Data Science Job Roles
Data Analysis
Data Analysis is the practice of using data to gain insights and draw conclusions. It involves cleaning, analyzing, interpreting and communicating findings from raw data. To do so effectively, Data Analysts require expertise in programming languages like SQL, SAS, Python and R.
Data EngineerÂ
A Data Engineer is a professional who specializes in working with and transforming raw data into usable systems for business purposes. They also maintain these systems and datasets to ensure they are accessible and can be easily used. Additionally, they implement methods to enhance data readability and quality, develop architectures to extract and transform data, have expertise in mining, models, segmentation, and SQL, as well as work with databases.
Data ScientistÂ
A Data Scientist is someone who can identify business challenges, come up with solutions and make them actionable. They take on all aspects of the data science process to provide businesses with meaningful insights. This requires expertise in areas such as Data Mining, Data Warehousing, Mathematics/Statistics, and Data Visualization tools that help tell a story.
Business AnalystÂ
A business analyst works with stakeholders to set goals, figure out the best way to collect data, and assess current processes for better results. They define specifications and analyze requirements for further processes. They are like a bridge between the business and data analysts or data scientists as they can gather requirements and draw conclusions from data using tools such as Power BI or Tableau.
Job Roles in Artificial Intelligence
An engineer who works with Artificial Intelligence or Machine Learning.
A Machine Learning Engineer’s job is to create a machine learning and deep learning models, design algorithms based on statistical modeling, build software that works without manual intervention, and collaborate with Data Scientists during the entire data science process. They should have knowledge of programming languages such as Python and R; as well as ML frameworks like TensorFlow and Keras.
Research Scientist
The ideal candidate for this position should have a strong background in applied mathematics, computational statistics, artificial intelligence, machine learning, deep learning, graphical models, computer perception, natural language processing, and data representation. They must be proficient in programming and writing across multiple languages. Additionally, they must have a good understanding of mathematical and statistical concepts such as probability, statistics, and calculus as these are key components of AI programming.
Robotics Scientist
An engineer in robotics designs builds, and tests machines, as well as updates their software. They must also be knowledgeable in flexible automation and computer systems and be able to maximize cost-efficiency. Furthermore, they need a strong understanding of mathematics and statistics as well as algorithms to program complex robotic systems that use AI and ML techniques.
A summary
Data Science and Artificial Intelligence are often used interchangeably, but they are two distinct fields.

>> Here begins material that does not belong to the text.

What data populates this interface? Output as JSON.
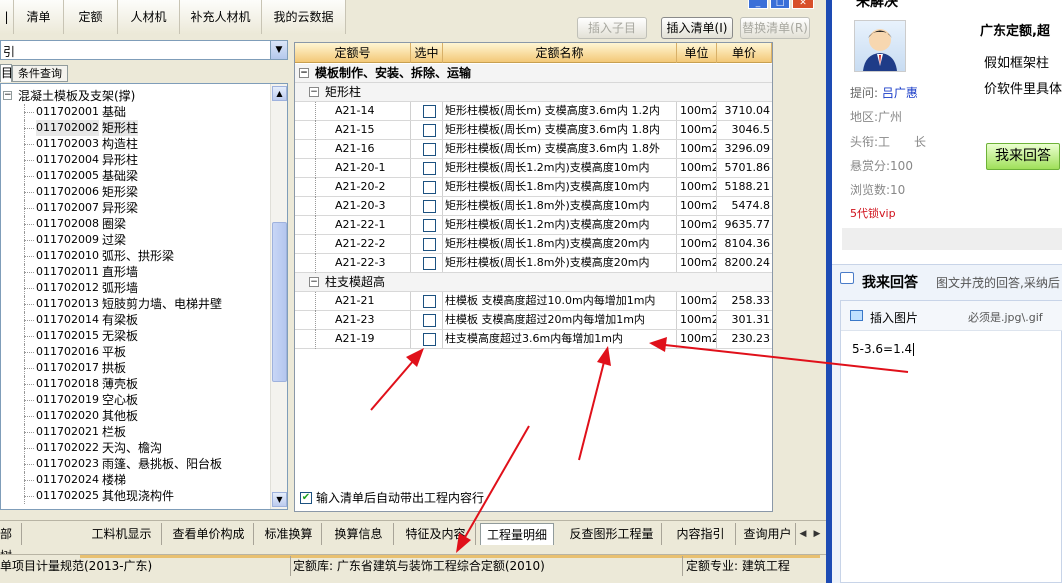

Artificial Intelligence is a broad area with many unexplored possibilities, while Data Science uses AI techniques to produce predictions and process data for analysis and visualization.
Data Science involves analyzing data to gain meaningful insights, while Artificial Intelligence focuses on making products and systems smarter. We hope our explanation of the differences between Data Science and Artificial Intelligence was clear and helpful.